Enfin voici ce que disait Levi-Strauss, à propos, des évènements de juin 1967 dans deux lettres à Raymond Aron, « que des français, juifs ou non, aient eu sur les évènements une opinion différente de celle de leur gouvernement, qu’ils l’aient défendu publiquement, rien que de très légitime à cela. Mais qu’ils aient profité de positions de force dans la presse (d’où résultait pour eux une obligation spéciale de mesure et de rigueur intellectuelle) pour répandre des contre-vérités et tenter de modifier ainsi la conjoncture, cela fleurait le complot et je dirais presque la trahison. Comme juif, j’en ai eu honte et aussi, par la suite, de cette impudence étalée au grand jour par des notables juifs osant prétendre parler au nom de tous […] il n’y a pas de vérité historique objective au-delà des manières différentes dont les individus ou groupes perçoivent situations et évènements. Cela est encore plus vrai pour moi dans le cas qui nous occupe, car ma perception de la conjoncture israélienne reste subordonnée à une autre à laquelle je suis encore plus sensibilisé : celle qui se produisit il y a quelques siècles de l’autre côté du monde, quand d’autres persécutés et opprimés vinrent s’établir dans des terres inoccupées depuis des millénaires par des peuples plus faibles encore, et qu’ils s’empressèrent d’évincer.
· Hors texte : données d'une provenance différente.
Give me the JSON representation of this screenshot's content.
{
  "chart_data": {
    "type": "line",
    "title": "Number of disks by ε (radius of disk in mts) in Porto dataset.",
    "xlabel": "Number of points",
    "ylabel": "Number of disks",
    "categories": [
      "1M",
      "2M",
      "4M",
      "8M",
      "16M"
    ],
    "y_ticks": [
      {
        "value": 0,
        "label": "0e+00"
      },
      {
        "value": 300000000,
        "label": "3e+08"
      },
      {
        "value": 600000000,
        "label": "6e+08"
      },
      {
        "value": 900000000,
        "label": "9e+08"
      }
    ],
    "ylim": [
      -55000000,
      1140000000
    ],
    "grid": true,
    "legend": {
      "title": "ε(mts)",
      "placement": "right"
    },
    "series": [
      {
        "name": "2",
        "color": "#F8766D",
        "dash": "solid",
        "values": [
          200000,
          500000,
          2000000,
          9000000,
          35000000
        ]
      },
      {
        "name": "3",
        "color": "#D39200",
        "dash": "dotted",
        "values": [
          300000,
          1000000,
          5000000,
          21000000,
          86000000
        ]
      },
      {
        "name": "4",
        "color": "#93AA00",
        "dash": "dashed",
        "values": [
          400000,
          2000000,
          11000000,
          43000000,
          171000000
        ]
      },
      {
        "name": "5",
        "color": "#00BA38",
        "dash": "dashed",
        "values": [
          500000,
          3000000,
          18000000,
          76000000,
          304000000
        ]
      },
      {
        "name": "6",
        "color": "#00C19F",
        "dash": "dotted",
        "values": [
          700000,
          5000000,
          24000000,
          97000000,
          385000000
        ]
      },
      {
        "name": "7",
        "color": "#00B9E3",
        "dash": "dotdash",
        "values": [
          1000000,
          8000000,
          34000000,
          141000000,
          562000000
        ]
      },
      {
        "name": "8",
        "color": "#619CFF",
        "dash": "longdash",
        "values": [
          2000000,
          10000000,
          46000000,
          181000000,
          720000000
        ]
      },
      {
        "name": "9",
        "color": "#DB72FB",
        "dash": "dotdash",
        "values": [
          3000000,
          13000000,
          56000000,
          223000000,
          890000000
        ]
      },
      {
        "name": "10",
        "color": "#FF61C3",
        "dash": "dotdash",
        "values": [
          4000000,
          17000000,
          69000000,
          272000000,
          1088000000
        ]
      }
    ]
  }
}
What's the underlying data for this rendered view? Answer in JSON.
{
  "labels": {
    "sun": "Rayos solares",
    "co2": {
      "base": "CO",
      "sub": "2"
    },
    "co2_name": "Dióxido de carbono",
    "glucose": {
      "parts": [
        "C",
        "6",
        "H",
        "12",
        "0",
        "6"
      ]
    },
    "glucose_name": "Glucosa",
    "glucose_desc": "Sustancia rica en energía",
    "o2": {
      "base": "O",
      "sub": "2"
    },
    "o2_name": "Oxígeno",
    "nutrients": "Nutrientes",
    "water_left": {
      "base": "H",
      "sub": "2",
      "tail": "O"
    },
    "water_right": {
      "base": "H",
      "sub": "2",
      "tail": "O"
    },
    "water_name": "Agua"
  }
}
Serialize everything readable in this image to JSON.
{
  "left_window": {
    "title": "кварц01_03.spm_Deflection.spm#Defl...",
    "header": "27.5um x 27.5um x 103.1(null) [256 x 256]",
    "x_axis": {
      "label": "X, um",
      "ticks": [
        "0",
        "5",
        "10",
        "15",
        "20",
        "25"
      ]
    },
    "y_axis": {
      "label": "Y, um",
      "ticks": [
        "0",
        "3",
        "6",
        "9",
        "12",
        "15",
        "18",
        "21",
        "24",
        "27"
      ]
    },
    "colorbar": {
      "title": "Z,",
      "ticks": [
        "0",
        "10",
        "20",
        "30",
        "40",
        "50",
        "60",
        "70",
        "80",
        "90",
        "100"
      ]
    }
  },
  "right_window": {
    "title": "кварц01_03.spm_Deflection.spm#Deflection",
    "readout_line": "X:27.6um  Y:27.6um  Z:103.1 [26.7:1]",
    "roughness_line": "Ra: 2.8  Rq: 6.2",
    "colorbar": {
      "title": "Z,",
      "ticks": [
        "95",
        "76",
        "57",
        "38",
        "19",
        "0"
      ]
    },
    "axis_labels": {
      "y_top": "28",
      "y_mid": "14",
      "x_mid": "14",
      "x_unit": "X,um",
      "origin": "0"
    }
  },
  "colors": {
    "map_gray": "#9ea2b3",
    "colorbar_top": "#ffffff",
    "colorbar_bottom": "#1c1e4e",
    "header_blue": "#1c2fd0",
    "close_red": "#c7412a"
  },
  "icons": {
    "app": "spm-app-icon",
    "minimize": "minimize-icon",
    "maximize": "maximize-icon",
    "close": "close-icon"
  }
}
Je ne puis évidemment pas ressentir comme une blessure fraîche à mon flanc la destruction des Peaux-Rouges, et réagir à l’inverse quand des Arabes palestiniens sont en cause, même si les brefs contacts que j’ai eus avec le monde arabe m’ont inspiré une indéracinable antipathie […] à quoi s’ajoute comme juif, le sentiment que tous ceux de même origine qui détiennent les leviers de commande là où l’on forme l’opinion se devaient et nous devaient d’être plus encore que de coutume attentifs au respect des faits. »

La lettre fut rendue publique lors de la parution des mémoires de Raymond Aron, elle ne suscita aucune réaction, aucun commentaire, on se contenta d’accompagner Claude Levi-Strauss dans la gloire muette, le structuralisme était passé, c’était le temps des Sponville, Ferry, Glucksmann, Finkielkraut, Lévy, Minc, Onfray, la petite racaille infatuée qui règne depuis lors.